Imre Lakatos, mid-20th Century philosopher of science, argued against the Popperian view of science as the progressive removal of disproven facts. The philosopher Karl Popper had held that no fact could ever be proven through experiments – no matter how many million times Newton may have seen an apple fall from a tree, one can never be certain that the million and first time the apple will not go up instead of down. Therefore, Popper held that the purpose of scientific experimentation is not to prove facts, but to disprove false ideas.
However, Lakatos argued that many scientific theories cannot be falsified through experiment. Scientific Research Programmes have "Hard Cores", ideas absolutely central to the existence of the school.
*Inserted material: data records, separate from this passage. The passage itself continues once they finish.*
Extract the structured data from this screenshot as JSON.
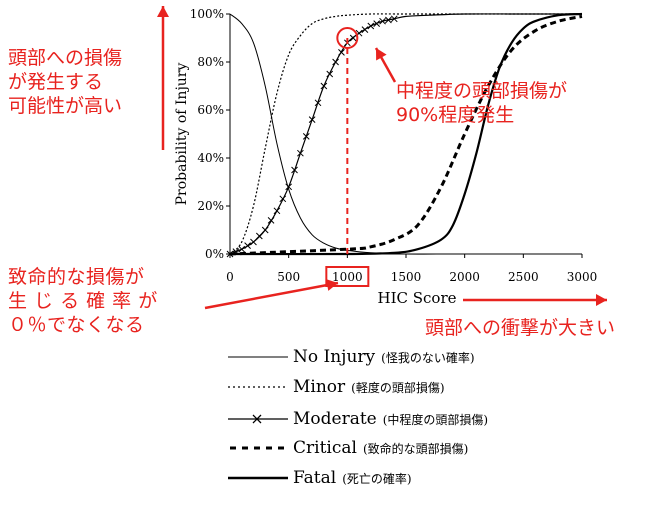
{
  "chart_data": {
    "type": "line",
    "xlabel": "HIC Score",
    "ylabel": "Probability of Injury",
    "xlim": [
      0,
      3000
    ],
    "ylim": [
      0,
      100
    ],
    "x_ticks": [
      "0",
      "500",
      "1000",
      "1500",
      "2000",
      "2500",
      "3000"
    ],
    "y_ticks": [
      "0%",
      "20%",
      "40%",
      "60%",
      "80%",
      "100%"
    ],
    "grid": false,
    "series": [
      {
        "name": "No Injury",
        "note": "(怪我のない確率)",
        "style": "solid-thin",
        "x": [
          0,
          100,
          200,
          300,
          400,
          500,
          600,
          700,
          800,
          900,
          1000,
          1200,
          1500,
          2000,
          3000
        ],
        "y": [
          100,
          96,
          88,
          70,
          46,
          27,
          15,
          8,
          4.5,
          2.5,
          1.5,
          0.5,
          0,
          0,
          0
        ]
      },
      {
        "name": "Minor",
        "note": "(軽度の頭部損傷)",
        "style": "dotted",
        "x": [
          0,
          100,
          200,
          300,
          400,
          500,
          600,
          700,
          800,
          900,
          1000,
          1200,
          1500,
          2000,
          3000
        ],
        "y": [
          0,
          5,
          20,
          44,
          67,
          83,
          91,
          96,
          98,
          99,
          99.5,
          100,
          100,
          100,
          100
        ]
      },
      {
        "name": "Moderate",
        "note": "(中程度の頭部損傷)",
        "style": "cross",
        "x": [
          0,
          100,
          200,
          300,
          400,
          500,
          600,
          700,
          800,
          900,
          1000,
          1100,
          1200,
          1300,
          1400,
          1500,
          1700,
          2000,
          2500,
          3000
        ],
        "y": [
          0,
          2,
          5,
          10,
          18,
          28,
          42,
          56,
          70,
          80,
          88,
          92,
          95,
          97,
          98,
          99,
          99.5,
          100,
          100,
          100
        ]
      },
      {
        "name": "Critical",
        "note": "(致命的な頭部損傷)",
        "style": "dashed",
        "x": [
          0,
          1000,
          1200,
          1400,
          1600,
          1800,
          2000,
          2200,
          2400,
          2600,
          2800,
          3000
        ],
        "y": [
          0,
          2,
          3,
          6,
          12,
          28,
          50,
          70,
          85,
          93,
          97,
          99
        ]
      },
      {
        "name": "Fatal",
        "note": "(死亡の確率)",
        "style": "solid-thick",
        "x": [
          0,
          1000,
          1400,
          1600,
          1800,
          1900,
          2000,
          2100,
          2200,
          2300,
          2400,
          2500,
          2600,
          2800,
          3000
        ],
        "y": [
          0,
          0,
          0.5,
          2,
          6,
          12,
          25,
          42,
          62,
          78,
          88,
          94,
          97,
          99.5,
          100
        ]
      }
    ],
    "annotations": {
      "left_top": "頭部への損傷\nが発生する\n可能性が高い",
      "right_top": "中程度の頭部損傷が\n90%程度発生",
      "left_bottom": "致命的な損傷が\n生 じ る 確 率 が\n０％でなくなる",
      "right_bottom": "頭部への衝撃が大きい"
    }
  },
  "colors": {
    "annotation_red": "#e8231f",
    "line": "#000000"
  }
}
If an experiment seems to disprove a theory which is part of the hard core, the scientists who work within the Research Programme will devise a new theory to explain away the anomaly. Such secondary theories form a protective belt around the hard core, and the creation and destruction of these theories constitutes scientific progress, the day to day work of scientists.
Therefore, if a physicist sees an apple fall up instead of down, he will not conclude that this disproves the law of gravity. Rather, he will bring in a new theory to explain the observation – that a strong wind blew the apple away, or that too much marijuana causes hallucinations.
If a large enough group of scientists, for whatever come to believe that an idea in the hard core is false, then the result will be a fracture within the school, and the disbelievers will form their own Scientific Research Programme, with a different hard core of theories, as well as different negative and positive heuristics.
Lakatos’s Hard Core mirrors Kuhn’s normal science, the principle differences between their theories being that in Lakatos view, different scientific research programmes coexist at the same time, and the process of change is evolutionary, not revolutionary.